On croit souvent que la taxe foncière dépend principalement de la surface du logement. En réalité, son calcul est beaucoup plus complexe.
Deux appartements de superficie équivalente peuvent ainsi supporter des taxes foncières très différentes selon leur commune, leur catégorie cadastrale, leur état, leur emplacement ou encore leurs équipements.
Avant d’acheter un bien immobilier, d’investir ou d’engager des travaux, il est donc utile de comprendre ce qui se cache derrière le montant indiqué sur l’avis d’imposition.
Qui doit payer la taxe foncière ?
La taxe foncière est due par la personne qui est propriétaire ou usufruitière du bien immobilier au 1er janvier de l’année d’imposition.
Elle reste à sa charge même lorsque le logement est loué. Seule la taxe d’enlèvement des ordures ménagères, qui figure généralement sur le même avis, peut être récupérée auprès du locataire dans les charges locatives.
Lorsqu’un bien est vendu en cours d’année, l’administration fiscale réclame la totalité de la taxe au propriétaire présent au 1er janvier.
Le compromis ou l’acte de vente prévoit toutefois généralement une répartition entre vendeur et acquéreur, calculée au prorata du temps de propriété.
Cet accord reste propre aux parties et n’est pas opposable à l’administration.
Quels biens immobiliers sont concernés ?
La taxe foncière sur les propriétés bâties concerne notamment :
- les maisons et appartements
- les garages et emplacements de stationnement
- certaines dépendances
- les locaux commerciaux et professionnels
- les constructions durablement fixées au sol.
Les terrains et propriétés non bâties relèvent d’une taxe foncière distincte.
Le calcul présenté ici concerne principalement les logements. Depuis 2017, les locaux professionnels font l’objet d’une méthode d’évaluation spécifique, fondée notamment sur leur catégorie et leur secteur locatif.
La valeur locative cadastrale : la base du calcul
La taxe foncière ne part pas directement de la valeur de vente du bien. Elle repose sur sa valeur locative cadastrale, c’est-à-dire le loyer annuel théorique qu’il pourrait produire dans des conditions normales.
Pour les logements, cette valeur repose encore sur les conditions du marché locatif de 1970, mais elle est revalorisée chaque année.
Chaque logement est classé dans une catégorie, puis un tarif au mètre carré est appliqué à sa surface pondérée.
Qu’est-ce que la surface pondérée ?
La surface pondérée ne correspond ni à la surface habitable ni à la surface loi Carrez.
Elle part de la superficie réelle du bien, puis lui applique différents correctifs tenant compte notamment :
- de la nature des pièces et des dépendances
- de l’importance du logement
- de l’état d’entretien du bâtiment
- de sa situation dans la commune
- de son exposition et de son emplacement
- de la présence éventuelle d’un ascenseur
- de ses équipements et éléments de confort.

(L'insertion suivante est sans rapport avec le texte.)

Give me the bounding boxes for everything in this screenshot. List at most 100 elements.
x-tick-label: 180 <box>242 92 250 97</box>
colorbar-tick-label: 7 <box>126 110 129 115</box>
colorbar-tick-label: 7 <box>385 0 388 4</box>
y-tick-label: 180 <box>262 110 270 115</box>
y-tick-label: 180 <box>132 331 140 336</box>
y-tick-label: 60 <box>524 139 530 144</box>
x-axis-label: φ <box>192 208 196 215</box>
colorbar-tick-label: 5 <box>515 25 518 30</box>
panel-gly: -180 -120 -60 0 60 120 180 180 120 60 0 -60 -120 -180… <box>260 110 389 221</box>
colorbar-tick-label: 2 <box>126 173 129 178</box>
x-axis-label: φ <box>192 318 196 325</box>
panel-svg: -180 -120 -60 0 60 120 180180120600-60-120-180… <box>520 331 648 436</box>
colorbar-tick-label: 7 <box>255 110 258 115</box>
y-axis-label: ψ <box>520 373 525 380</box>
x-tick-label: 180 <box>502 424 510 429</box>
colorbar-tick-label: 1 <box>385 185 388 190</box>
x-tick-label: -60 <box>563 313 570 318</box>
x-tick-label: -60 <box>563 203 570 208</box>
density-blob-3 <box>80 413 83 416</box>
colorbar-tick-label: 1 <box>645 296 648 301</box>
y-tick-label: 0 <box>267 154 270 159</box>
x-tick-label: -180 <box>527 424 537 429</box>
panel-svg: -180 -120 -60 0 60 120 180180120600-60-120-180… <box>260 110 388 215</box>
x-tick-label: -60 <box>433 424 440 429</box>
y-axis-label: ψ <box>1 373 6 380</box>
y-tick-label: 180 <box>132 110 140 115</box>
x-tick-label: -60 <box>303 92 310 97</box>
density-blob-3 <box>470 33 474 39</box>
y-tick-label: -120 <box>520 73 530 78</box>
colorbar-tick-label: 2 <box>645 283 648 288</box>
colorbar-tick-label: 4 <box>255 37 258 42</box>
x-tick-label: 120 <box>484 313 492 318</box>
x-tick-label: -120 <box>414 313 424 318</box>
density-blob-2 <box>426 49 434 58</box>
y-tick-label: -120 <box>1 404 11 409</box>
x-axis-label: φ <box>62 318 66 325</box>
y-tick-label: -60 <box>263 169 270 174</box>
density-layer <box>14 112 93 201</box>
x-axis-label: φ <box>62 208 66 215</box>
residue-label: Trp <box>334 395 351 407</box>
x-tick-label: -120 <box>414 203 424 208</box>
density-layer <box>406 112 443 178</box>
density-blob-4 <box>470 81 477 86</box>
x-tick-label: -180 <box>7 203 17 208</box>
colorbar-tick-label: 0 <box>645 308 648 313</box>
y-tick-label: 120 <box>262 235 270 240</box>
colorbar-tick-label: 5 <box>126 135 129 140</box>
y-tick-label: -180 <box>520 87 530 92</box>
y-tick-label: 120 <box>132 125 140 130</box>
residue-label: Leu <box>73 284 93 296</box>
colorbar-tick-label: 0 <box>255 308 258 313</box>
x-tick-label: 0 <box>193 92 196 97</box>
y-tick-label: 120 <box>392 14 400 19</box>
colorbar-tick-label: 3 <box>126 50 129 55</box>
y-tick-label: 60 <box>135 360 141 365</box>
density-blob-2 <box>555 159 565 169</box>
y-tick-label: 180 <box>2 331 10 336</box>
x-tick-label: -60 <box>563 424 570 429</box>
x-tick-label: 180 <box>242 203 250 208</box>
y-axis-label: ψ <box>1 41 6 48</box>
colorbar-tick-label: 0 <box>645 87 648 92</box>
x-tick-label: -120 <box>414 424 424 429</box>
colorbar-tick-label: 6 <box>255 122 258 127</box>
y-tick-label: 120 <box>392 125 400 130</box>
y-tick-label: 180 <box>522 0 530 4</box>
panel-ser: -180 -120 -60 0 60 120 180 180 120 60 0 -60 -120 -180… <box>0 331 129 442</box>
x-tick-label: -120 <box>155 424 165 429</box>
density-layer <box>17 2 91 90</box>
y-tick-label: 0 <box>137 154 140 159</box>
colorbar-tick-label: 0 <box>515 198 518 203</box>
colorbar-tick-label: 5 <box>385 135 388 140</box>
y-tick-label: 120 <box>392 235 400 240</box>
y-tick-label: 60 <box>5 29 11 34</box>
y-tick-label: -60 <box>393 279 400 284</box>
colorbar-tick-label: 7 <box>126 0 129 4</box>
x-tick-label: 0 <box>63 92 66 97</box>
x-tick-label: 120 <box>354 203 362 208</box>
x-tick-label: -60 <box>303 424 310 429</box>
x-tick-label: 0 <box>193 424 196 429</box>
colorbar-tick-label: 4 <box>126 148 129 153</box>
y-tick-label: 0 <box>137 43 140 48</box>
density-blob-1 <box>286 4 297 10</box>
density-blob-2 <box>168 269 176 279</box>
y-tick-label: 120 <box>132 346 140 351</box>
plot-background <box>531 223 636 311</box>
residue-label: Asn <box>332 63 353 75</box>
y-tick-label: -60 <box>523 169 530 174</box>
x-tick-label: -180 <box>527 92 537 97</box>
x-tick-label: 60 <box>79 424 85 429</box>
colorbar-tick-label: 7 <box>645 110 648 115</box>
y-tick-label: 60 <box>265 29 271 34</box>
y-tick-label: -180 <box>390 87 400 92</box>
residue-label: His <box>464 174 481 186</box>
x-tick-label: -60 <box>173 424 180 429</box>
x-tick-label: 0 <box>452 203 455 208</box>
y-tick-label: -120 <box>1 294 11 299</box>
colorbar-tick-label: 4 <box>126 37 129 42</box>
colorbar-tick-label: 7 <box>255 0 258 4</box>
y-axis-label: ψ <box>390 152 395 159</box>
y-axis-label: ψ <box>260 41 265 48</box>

Certains équipements sont même convertis en « mètres carrés théoriques ». Par exemple, la présence de l’eau courante représente 4 m², un WC particulier 3 m², une baignoire 5 m² et le chauffage central 2 m² par pièce concernée. Ces mètres carrés ne s’ajoutent évidemment pas à la surface réelle du logement : ils servent uniquement au calcul cadastral.
Comment obtient-on le montant final ?
Pour une propriété bâtie, l’administration applique un abattement de 50 % à la valeur locative cadastrale. La base imposable correspond donc à la moitié de cette valeur.
Les collectivités territoriales appliquent ensuite les taux qu’elles votent chaque année :
Valeur locative cadastrale × 50 % × taux locaux = taxe foncière sur le bâti.
Pour une propriété non bâtie, l’abattement est de 20 % : la base imposable correspond donc à 80 % de la valeur cadastrale du terrain.
Pourquoi la taxe foncière peut-elle évoluer ?
Son montant peut augmenter lorsque les collectivités modifient leurs taux, lorsque les valeurs cadastrales sont revalorisées ou lorsque le bien connaît un changement important : extension, création d’une piscine, transformation d’un garage, amélioration notable du confort ou modification de sa consistance.
Les agences du groupement IMAGIMMO accompagnent les acquéreurs et investisseurs à Montpellier, dans sa métropole et dans l’Hérault pour analyser l’ensemble des charges liées à un achat immobilier.
La taxe foncière ne se résume pas à des mètres carrés.
C’est un véritable élément du budget à étudier avant d’acheter, d’investir ou de rénover.